In this notebook the GitHub data is fetched from GitHub.


## Imports

In [None]:
from github import Github
import pandas as pd
from snippets import *
import time

## Create GitHub Instance

You need to configure the GITHUB_TOKEN

In [None]:
# Use a valid GitHub API access token
GITHUB_TOKEN=""

In [None]:

g = Github(GITHUB_TOKEN)

## Load tools from consolidated stage

Try to get GitHub data for all the tools present in consolidated tool table

In [None]:
df = pd.read_csv("data/04_consolidated/tools.csv")

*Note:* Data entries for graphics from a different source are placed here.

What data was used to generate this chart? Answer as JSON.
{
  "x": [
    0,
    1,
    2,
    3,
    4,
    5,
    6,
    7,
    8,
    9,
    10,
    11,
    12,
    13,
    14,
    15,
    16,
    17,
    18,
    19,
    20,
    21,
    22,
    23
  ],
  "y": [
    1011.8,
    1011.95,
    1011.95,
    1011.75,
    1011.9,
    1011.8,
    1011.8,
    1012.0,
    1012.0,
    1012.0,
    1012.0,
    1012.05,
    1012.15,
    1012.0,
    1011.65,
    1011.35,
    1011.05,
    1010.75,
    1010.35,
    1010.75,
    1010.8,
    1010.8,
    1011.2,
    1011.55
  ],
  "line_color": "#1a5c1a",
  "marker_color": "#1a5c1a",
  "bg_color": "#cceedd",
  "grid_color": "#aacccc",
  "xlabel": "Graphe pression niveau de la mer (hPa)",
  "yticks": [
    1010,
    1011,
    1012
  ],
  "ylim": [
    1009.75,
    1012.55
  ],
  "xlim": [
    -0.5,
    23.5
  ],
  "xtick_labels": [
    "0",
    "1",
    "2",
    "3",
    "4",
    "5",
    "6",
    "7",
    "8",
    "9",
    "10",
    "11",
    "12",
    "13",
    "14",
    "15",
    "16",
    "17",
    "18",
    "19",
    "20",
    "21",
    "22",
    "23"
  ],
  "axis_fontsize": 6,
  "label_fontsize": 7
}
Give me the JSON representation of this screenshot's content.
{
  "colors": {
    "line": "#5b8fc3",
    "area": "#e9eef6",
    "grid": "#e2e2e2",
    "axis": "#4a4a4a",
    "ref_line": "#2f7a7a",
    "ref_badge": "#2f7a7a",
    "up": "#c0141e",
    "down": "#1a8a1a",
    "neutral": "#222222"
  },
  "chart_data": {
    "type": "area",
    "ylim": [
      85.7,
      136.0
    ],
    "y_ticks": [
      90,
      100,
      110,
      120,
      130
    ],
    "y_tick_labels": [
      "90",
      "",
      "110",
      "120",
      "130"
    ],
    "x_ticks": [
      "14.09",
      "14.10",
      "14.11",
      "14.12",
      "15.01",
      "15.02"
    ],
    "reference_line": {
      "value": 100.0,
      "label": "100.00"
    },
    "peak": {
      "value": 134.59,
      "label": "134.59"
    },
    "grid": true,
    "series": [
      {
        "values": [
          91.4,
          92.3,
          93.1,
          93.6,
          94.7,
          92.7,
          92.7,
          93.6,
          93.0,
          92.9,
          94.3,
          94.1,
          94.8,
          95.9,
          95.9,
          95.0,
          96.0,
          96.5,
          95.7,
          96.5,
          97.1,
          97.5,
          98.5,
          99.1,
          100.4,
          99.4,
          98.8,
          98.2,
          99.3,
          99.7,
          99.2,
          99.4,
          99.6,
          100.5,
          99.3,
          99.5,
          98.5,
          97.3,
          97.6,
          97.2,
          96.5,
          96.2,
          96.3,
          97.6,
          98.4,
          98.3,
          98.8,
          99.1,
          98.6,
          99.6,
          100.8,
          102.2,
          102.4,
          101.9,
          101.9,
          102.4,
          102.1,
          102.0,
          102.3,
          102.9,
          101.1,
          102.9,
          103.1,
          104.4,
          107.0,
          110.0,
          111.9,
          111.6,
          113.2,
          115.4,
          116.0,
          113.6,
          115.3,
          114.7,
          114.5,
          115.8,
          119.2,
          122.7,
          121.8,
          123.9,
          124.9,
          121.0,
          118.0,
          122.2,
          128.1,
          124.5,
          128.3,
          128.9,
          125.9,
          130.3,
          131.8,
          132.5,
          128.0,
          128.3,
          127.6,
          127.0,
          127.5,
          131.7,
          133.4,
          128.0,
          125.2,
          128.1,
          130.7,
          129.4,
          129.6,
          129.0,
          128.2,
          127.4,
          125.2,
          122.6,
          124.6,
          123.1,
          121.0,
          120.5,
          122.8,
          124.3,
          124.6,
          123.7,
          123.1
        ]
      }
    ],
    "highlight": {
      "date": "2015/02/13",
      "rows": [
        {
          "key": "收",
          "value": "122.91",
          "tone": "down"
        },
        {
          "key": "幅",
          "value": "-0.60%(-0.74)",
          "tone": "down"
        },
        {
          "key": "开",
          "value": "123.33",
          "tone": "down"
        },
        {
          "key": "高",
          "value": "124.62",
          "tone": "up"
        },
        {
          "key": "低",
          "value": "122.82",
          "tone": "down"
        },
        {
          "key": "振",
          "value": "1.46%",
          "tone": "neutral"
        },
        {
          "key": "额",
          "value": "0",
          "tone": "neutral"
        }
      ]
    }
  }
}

## Fetch GitHub data for tools

Iterates over all tools and tries to fetch the GitHub project information considered as part of this thesis.
As the number of API request is limited for a certain time period. This might take multiple hours, as it is very naive and blocking implementation.

In [None]:
results=[]
errors = []

In [None]:
for id,repo_url in zip(df["id"].to_list(),df["repo_url"].to_list()):

    while g.rate_limiting[0]<50:
        time.sleep(600)
        print("wait for rate limit")
    is_github,pr_name = get_github_project_name_from_url(repo_url)
    #print(pr_name)
    if not is_github:
        continue
    pr_name_normalized=pr_name.replace("/","_")
    try:
        pr_info = get_project_infromation(g, pr_name)

        result= {"status":"okay",
                 "id":id,
                 "repo_url":repo_url,
                 "data":pr_info}
        
        results.append(result)

    except Exception as e:
        result= {"status":"error",
                 "id":id,
                 "repo_url":repo_url,
                 "data":e}
        results.append(result)
        print("ERROR:",pr_name)


### Save result of GitHub data integration

In [None]:
import pickle
with open('data/04_consolidated/github_scrape_results.pickle', 'wb') as handle:
    pickle.dump(results, handle, protocol=pickle.HIGHEST_PROTOCOL)